2. Barring maternal mortality, women’s longevity advantage over men’s is found in practically
all contemporary societies. At the same time, the gender gap in life expectancy in the U.S.
has varied from less than two years to almost eight years during the 20th century, and
continues to vary considerably across high-income countries. Discuss the biological and
social explanations for the gender gap in life expectancy and how these explanations account
for gendered changes in life expectancy over historical time and across nations. In doing so,
evaluate the empirical evidence for the idea that the sex gap in adult mortality will diminish
as men’s and women’s social lives become more equivalent. That is, will the sex gap in
health eventually close? If so, why? If not, why not?
3. That the married are healthier than all other marital groups is now a decades-old “social fact.”
However, recent studies paint a more nuanced picture of the relationship between marriage
and health, with attention to issues such as marital quality, life-long marital biographies, and
changes in the health status of other marital groups. Describe the current state of the evidence
for marital status differences in health.
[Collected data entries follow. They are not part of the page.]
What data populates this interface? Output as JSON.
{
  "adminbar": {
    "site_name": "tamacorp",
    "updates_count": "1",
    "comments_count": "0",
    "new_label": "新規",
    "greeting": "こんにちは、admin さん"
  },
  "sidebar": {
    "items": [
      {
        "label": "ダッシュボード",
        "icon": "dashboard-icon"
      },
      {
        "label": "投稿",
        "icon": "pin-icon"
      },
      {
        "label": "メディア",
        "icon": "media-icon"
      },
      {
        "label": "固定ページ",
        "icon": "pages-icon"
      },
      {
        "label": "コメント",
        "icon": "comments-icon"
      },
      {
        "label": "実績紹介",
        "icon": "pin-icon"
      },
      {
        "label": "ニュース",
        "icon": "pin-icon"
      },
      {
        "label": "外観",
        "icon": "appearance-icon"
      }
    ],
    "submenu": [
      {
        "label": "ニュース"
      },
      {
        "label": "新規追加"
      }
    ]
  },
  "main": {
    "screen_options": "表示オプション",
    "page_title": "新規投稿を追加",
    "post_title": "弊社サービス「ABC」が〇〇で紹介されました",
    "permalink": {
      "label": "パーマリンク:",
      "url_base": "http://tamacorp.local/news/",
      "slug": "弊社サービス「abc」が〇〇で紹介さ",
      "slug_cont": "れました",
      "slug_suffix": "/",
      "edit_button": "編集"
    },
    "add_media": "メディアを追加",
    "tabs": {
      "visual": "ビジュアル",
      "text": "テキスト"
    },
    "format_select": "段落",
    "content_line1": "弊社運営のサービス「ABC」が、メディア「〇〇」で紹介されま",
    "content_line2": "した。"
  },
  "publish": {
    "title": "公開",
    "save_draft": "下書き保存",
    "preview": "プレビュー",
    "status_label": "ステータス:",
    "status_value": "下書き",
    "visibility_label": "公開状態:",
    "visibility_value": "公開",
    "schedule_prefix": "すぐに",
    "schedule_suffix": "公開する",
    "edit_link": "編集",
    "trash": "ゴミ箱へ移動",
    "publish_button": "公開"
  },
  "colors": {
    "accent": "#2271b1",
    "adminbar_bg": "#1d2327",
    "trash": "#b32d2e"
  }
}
In your essay, answer the question: are the married in
better health than the unmarried?
4. Since 1995, Bruce Link and Jo Phelan have written a series of papers on “fundamental causes
of health and disease.” What exactly do Link and Phelan mean when they talk about
“fundamental causes of health and disease?” What is the best empirical evidence to date that
supports their conceptualization of fundamental causes?
5. Eve, a good friend of yours, approaches you for marital and fertility advice. She’s in her late
20s, white, middle-class, lives in Texas, is heterosexual, and is interested in having the
healthiest possible child(ren) with the rosiest possible socioeconomic outcomes. Taking into
account social and biological accounts of health determinants:
a. Describe Adam, an ideal composite match for Eve
b. Describe the type of family that Eve and Adam should have: where should they live?
How religious should they be? How many children should they have? What spacing?
Etc.
Then, taking into account actual patterns of stratification and social differentiation, discuss
any barriers that may prevent Eve from meeting Adam, getting married to him, and
constructing their ideal family together.